第21話 小さな街の休日 ― 後半 ―
人通りの多い通りを抜けると、中央広場に出た。
大きな石造りの噴水を囲むように露店が並び、色とりどりの布が風に揺れている。
子どもたちの笑い声が響き、楽師の奏でるリュートの音色が空気に溶けていた。
星華は雫月の肩に軽く手を添え、自然に人波からかばう位置に立つ。
「……ありがとう」
「はぐれると危険ですから」
「まだ“危険”って言うんだ」
「雫月のことです。用心しすぎることはありません」
雫月は少し照れ、星華の腕の袖口をつまんだ。人混みの中でも、どこか安心できるのは、星華の存在がすぐ隣にあるからだった。

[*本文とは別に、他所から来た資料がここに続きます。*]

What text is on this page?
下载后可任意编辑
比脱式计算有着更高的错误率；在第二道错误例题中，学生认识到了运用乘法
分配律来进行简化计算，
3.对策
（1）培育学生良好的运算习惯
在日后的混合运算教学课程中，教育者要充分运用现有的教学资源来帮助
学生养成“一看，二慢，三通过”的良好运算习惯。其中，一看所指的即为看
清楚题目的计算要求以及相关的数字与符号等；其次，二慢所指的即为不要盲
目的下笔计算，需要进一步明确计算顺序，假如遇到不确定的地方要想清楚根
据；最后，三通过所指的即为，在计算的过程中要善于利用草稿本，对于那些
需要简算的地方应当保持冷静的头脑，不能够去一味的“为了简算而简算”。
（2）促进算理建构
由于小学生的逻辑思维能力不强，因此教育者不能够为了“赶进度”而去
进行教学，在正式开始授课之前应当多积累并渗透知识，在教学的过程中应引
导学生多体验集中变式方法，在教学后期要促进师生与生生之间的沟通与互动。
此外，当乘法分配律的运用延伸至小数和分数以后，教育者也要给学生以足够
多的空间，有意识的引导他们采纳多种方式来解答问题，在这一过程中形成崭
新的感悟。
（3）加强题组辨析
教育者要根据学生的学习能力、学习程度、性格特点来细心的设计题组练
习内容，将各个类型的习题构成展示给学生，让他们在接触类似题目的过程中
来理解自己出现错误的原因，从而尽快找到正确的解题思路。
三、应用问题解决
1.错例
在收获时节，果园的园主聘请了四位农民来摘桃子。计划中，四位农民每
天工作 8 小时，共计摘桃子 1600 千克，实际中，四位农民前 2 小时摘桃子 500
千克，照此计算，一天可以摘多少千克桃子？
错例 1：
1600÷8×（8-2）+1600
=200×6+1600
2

広場の端の屋台に、赤くつややかなりんご飴が並んでいるのを見つけ、雫月が目を輝かせる。
「星華、あれ……!」
「走らないでください」
半ば引き留められるように近づき、二人分を買う。木の串を受け取ると、雫月はそのまま一口かじった。
「……あまい……」
「ええ、率直な甘さですね」
星華もかじるが、妙に気まずそうな目で雫月を見た。
「……口元、飴が」
「え? あ……」
雫月が慌てて拭うと、星華は思わず微笑んだ。
「可愛らしいです」
「またそれ……」
言い返そうとして、雫月はふと気づく。
星華が以前よりよく笑うようになっていることに。
険しさばかり見せていた表情が、こうした静かな時間の中では驚くほど柔らかい。
(……星華、変わったな……)
ベンチに腰を下ろし、噴水を眺めながら並んで座る。水が跳ね、光を反射してきらめく。
「ねえ、星華」
「はい」
「……こうしてさ、街を歩いて、甘いもの食べて、並んで座って……」
雫月は言葉を探すように視線を揺らす。
「……すごく、普通だね」
星華は少し考えてから、静かに答えた。
「ええ。ですが俺にとっては……奇跡のような“普通”です」
「……大げさ」
「本心です。こういう時間を、俺は知らなかった」
星華は手のひらを見つめながら続けた。
「誰かと街を歩き、何かを選び、一緒に食べる……それだけで楽しいという感覚を、持ったことがなかった」
雫月は胸が熱くなった。
「……今は?」
星華は視線を上げ、穏やかに微笑む。
「今は……とても楽しいです」
雫月はそれを聞いて、そっと星華の手に触れた。
「……よかった」
しばらく、二人は黙って噴水を見つめる。ただ水の音と楽師の旋律だけが流れていった。
やがて雫月はぽつりと呟く。
「昨日まで……怖いことばかりだったよね」
「ええ」
「だから……こういう時間が、なんだか夢みたい……」
星華は静かに首を振る。
「夢ではありません。守り続けたい、現実です」
雫月は星華の言葉に驚き、じっと見つめた。
「……星華、言い方……ずるい」
「事実を述べているだけです」
照れ隠しのような口調に、雫月は小さく笑う。
「……ねえ、星華。私、普通の恋をしてみたい」
星華は目を瞬かせる。
「……もう、しています」
「え?」
「手を繋ぎ、並んで歩き、甘いものを分け合い、互いを想って笑う――それは、立派な“恋”でしょう」
雫月は一瞬、言葉を失う。
「……星華……恥ずかしい……」
「これでも控えめな表現です」
雫月は軽く睨むが、すぐに目を伏せる。
「……でも……言ってくれて……嬉しい」
星華もまた視線を逸らしながら、短く呟いた。
「……雫月は、俺の恋人です」
胸の奥で、何かがぱちんと弾けるような音がした。
雫月は小さく、しかしはっきりと答えた。
「……星華も、私の恋人」
言葉にした瞬間、二人の距離がさらに近づく。肩が触れ、体温が伝わる。
広場の喧騒も、人々の声も、どこか遠くなった。
この世界には、今はただ二人だけがいるような気がした。
雫月は星華の手をしっかり握る。
「……星華」
「はい」
「この時間……ずっと続けばいいのに」
星華はその手を握り返し、穏やかに微笑んだ。
「続けるために……俺は、どんなことでもします」
雫月はその答えを胸に刻み、微笑み返した。
普通で、穏やかで、甘い一日。
守られ、願われ、寄り添う時間――。
それは戦いの狭間に咲いた、かけがえのない“日常”だった。